Day 9 of 100 Days of Blogging

The White-throated Sparrow starts off our new Sparrow of the Week feature. The White-throated is one of the 18 species of New-World sparrows on the PQSPB local checklist. Thirteen of those species are known to breed in our area, which works out perfectly to highlight one breeding Sparrow species each week till the end of our countdown! Besides, since the Song Sparrow is the BPQ mascot, sparrows had to be included into our Countdown Blog somehow!

White-throated Sparrow (Zonotrichia albicollis)

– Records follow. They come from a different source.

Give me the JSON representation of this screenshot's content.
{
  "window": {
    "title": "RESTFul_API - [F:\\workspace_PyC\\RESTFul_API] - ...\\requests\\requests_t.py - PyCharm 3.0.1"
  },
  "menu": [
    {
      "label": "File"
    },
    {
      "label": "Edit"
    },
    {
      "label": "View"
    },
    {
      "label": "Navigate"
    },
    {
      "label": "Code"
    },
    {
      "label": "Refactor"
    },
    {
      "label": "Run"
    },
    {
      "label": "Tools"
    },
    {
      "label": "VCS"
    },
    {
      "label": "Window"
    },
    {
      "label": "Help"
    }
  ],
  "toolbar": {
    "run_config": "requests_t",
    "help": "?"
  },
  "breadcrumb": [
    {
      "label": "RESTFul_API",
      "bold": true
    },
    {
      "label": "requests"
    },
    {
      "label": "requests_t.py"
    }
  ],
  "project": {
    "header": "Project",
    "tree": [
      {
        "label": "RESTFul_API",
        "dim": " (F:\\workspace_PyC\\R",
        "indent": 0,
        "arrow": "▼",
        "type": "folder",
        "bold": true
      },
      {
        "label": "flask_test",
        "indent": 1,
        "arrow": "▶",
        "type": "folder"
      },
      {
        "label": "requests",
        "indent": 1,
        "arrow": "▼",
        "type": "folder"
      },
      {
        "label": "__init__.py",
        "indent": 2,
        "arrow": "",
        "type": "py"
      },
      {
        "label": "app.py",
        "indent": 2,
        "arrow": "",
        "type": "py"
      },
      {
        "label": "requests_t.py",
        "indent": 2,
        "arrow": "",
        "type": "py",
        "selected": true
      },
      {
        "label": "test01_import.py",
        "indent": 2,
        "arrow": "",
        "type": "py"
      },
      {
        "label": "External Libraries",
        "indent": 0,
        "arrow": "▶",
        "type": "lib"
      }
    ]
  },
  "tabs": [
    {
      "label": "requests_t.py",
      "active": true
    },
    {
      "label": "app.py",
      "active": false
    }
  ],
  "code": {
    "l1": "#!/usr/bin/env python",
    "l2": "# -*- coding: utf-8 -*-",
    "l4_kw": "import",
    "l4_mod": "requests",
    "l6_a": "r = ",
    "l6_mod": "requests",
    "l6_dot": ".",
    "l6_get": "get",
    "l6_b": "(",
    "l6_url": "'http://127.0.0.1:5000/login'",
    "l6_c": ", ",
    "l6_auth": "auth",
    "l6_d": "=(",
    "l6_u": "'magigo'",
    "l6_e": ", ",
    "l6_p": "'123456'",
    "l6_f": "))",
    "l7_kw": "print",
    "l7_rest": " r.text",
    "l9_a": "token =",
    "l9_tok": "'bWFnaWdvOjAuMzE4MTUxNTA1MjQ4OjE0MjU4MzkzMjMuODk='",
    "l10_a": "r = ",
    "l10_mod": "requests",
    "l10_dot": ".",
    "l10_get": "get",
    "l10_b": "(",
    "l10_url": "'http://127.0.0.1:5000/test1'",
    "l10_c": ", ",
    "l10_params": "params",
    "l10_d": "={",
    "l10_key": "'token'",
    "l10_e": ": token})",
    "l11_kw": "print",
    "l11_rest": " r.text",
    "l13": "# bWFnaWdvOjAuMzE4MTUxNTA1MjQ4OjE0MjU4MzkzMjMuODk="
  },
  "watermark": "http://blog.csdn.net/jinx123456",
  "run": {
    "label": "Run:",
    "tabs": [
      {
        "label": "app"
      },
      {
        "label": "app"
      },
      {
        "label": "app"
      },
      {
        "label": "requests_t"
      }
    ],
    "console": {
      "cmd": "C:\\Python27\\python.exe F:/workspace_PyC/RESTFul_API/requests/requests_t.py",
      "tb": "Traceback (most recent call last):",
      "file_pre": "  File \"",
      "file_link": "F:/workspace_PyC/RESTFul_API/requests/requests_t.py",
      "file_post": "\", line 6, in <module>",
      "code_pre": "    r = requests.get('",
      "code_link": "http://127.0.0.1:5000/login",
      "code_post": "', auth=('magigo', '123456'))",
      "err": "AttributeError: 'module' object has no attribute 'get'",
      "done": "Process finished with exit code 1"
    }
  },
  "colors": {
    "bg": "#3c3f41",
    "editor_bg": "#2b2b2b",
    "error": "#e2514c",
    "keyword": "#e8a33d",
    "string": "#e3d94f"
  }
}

French: Bruant à gorge blanche   Family: Emberizidae.

Did you know ?

#1. The McGill Bird Observatory (MBO ) reports that the White-throated Sparrow is one of the most abundantly observed species at its Banding Station in Saint-Anne-de-Bellevue, Quebec. They experience a strong migration in spring and especially in fall, plus small numbers are observed most years during both summer and winter.

#2. Both sexes of this species exhibit plumage polymorphism : white-striped (WS) and tan-striped (TS) morphs. This is most obvious in the breeding season and pairings are usually with the opposite colour morph. 

#3. The song of the White-throated Sparrow sounds like it is  whistling Old Sam Peabody or Oh Sweet Canada. Males of both morphs and WS females sing; TS females rarely sing.

Play the media file below to hear the White-throated Sparrow song.

#4.  White throated Sparrows breed primarily in the boreal coniferous and mixed forests east of the Rockies in Canada and in New England. Some breeding range extends west of the Rockies into Northern British Columbia.

#5. It is not usually a species that is out in the open and prefers edge habitat that offers thick cover.

#6.  The yellow lores of the White-throated are the result of pigments known as carotenoids which are acquired through its diet. Carotenoids are only found in plants and responsible for the red, orange, and yellow colouring in birds.

#7.  The White-throated is a short-distance, nocturnal migrant. It winters mainly in the southeastern United States. There is evidence that Females winter further south than males.

#8.  During winter and migration it forages on the ground in loose flocks. The White-throated Sparrow is adept at scratching and is able to find seeds deeply buried in leaf litter. It can also kick leaf litter out of the way with some fancy footwork, kicking out 1-4 times with both feet!

#9.  Insects, supplemented with greens and fruit, are its main food source during the summer. In late summer and fall fruits become a primary part of its diet. During winter it eats small seeds and fruits and insects if it can find any.

#10. The White-throated is not a species likely to be observed drinking in the wild, obtaining its required water intake from food, dew, or rain.